There is a foreign policy aspect to this grievance as well. “Given India’s role as an economic leader amongst emerging economies, there is concern that India’s policies may have a spillover effect to other countries,” the letter added. The governors clearly fear that what India does today, South Africa or Malaysia or Argentina may follow tomorrow.

“We urge you to convey these concerns (to Singh) in an effort to avoid proliferation of unfair trade practices,” they pleaded with the President even as they hoped that “we can build on a long history of economic cooperation between the US and India”.

The governors want Obama to get back to them on the results of his talks with Singh tomorrow on this issue.

What will be painful for the Indian side as their economic policies are discussed at the summit tomorrow is that among the signatories of the letter is Sam Brownback, governor of Kansas and Martin O’Malley, governor of Maryland.

Brownback is no fair weather friend of India. As a Congressman, it was he who took the first steps to dilute sanctions imposed on New Delhi after the 1998 nuclear tests even when Bill Clinton refused to use his discretionary powers to do so.

His legislations in this regard came to be known as the “Brownback amendments”. O’Malley has been exceptionally keen to promote Maryland’s ties with India and he recently led a trade delegation to help achieve this.

The National Association of Manufacturers (NAM), the largest association in the US, representing small and large manufacturers in every industrial sector with a 50-states-wide presence here, yesterday announced the extensive advertisement campaign targeting India’s allegedly protectionist policies.

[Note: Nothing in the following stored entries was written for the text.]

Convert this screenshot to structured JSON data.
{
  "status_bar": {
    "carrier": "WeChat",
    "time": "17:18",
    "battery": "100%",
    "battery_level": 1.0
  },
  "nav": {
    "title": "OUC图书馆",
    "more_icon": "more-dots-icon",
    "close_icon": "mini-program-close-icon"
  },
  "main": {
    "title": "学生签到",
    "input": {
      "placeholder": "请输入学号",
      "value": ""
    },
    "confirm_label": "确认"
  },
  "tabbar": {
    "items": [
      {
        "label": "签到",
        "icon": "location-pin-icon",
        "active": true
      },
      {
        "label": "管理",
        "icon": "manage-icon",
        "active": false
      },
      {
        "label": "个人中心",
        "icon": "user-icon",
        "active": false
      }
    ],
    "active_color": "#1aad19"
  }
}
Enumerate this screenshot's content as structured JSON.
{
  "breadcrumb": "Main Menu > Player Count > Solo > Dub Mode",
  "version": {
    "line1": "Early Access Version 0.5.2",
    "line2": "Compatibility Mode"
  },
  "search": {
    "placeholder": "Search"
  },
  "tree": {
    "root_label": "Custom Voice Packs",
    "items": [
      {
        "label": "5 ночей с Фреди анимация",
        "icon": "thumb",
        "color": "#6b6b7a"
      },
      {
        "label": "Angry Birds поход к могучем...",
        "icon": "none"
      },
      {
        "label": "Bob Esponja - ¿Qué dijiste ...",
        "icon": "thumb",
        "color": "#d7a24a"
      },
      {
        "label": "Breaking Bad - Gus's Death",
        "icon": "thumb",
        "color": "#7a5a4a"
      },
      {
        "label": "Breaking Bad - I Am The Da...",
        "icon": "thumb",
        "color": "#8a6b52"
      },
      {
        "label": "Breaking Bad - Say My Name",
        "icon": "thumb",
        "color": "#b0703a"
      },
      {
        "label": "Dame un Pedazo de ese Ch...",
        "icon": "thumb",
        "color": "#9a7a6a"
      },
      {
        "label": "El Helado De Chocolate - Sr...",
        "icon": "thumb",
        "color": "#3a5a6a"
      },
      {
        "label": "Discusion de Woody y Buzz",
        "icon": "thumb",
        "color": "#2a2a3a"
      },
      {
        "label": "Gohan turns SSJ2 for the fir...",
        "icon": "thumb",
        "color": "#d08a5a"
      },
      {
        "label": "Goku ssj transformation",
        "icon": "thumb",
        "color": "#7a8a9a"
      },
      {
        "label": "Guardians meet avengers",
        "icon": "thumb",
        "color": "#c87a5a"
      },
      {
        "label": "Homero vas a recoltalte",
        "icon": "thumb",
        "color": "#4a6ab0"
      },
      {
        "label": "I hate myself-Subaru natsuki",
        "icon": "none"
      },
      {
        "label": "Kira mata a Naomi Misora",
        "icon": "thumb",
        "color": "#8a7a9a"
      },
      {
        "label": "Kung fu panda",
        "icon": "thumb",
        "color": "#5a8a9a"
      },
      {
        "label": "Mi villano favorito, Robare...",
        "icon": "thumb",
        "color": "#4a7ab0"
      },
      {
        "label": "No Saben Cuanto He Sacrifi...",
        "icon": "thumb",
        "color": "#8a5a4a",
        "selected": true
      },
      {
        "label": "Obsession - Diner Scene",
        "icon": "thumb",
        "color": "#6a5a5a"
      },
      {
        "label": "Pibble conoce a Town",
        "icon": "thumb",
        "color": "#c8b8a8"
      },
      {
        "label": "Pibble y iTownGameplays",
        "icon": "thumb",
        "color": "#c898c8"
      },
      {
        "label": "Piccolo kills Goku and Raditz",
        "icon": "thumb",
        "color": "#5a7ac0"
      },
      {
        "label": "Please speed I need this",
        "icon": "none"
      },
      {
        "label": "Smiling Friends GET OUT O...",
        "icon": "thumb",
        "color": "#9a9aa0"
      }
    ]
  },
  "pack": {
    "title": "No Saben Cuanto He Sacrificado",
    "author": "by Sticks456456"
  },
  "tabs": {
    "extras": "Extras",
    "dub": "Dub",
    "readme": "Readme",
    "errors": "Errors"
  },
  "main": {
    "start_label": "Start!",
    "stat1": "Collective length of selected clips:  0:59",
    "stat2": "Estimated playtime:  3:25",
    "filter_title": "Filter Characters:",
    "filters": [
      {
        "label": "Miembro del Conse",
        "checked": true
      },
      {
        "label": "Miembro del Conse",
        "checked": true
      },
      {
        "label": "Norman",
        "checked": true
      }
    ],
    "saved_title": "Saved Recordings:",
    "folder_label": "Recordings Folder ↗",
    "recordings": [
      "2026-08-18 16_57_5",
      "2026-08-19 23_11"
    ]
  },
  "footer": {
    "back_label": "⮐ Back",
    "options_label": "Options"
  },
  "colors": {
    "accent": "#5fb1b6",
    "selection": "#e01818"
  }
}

NAM does not use the word “denounce” for India, which it claims is a “friend”. Its campaign is “meant to raise awareness of the need for India to level the playing field for businesses in the US”.

Just as in the capital’s gateway airport, NAM has placed advertisements in influential publications here, including The Wall Street Journal and Financial Times.

Its advertisements in Roll Call and The Hill are designed for maximum results since these publications are read by most members of both chambers of the US Congress. The campaign also includes micro-targeted digital ads in numerous media outlets.

Linda Dempsey, NAM’s vice-president for international economic affairs, was asked during a conference call with reporters today about what measures by India would satisfy American manufacturers.

She said New Delhi should cease and desist from further localisation in the sectors of power, solar energy and communications, where more collaborations with the Americans are obviously on the anvil.

Meanwhile, a summons for Singh from a court in Washington for alleged human rights violations by providing “cash rewards” during counter-terrorism operations in Punjab when he was finance minister in the 1990s appeared to be a storm in a teacup, brewed by elements which want to milk the Prime Minister’s visit for some publicity for themselves.

Sikhs for Justice, an organisation with a presence in New York and Toronto, has become notorious for filing cases against Indians in public life linking them somehow to alleged atrocities against the Sikh community in India.

One of its recent targets was the Punjab chief minister, Prakash Singh Badal, and there have been suggestions that it plans to sue film star Amitabh Bachchan. Courts in the US routinely issue summons on receipt of suits and most countries find it an aberration that it is the responsibility of plaintiffs to serve those summons on the individuals being sued.

By that yardstick, this Sikh organisation’s office-bearers will have to serve the summons on Singh while he is in the US, which will be well nigh impossible given his dual protection by the American Secret Service and his own Special Protection Group.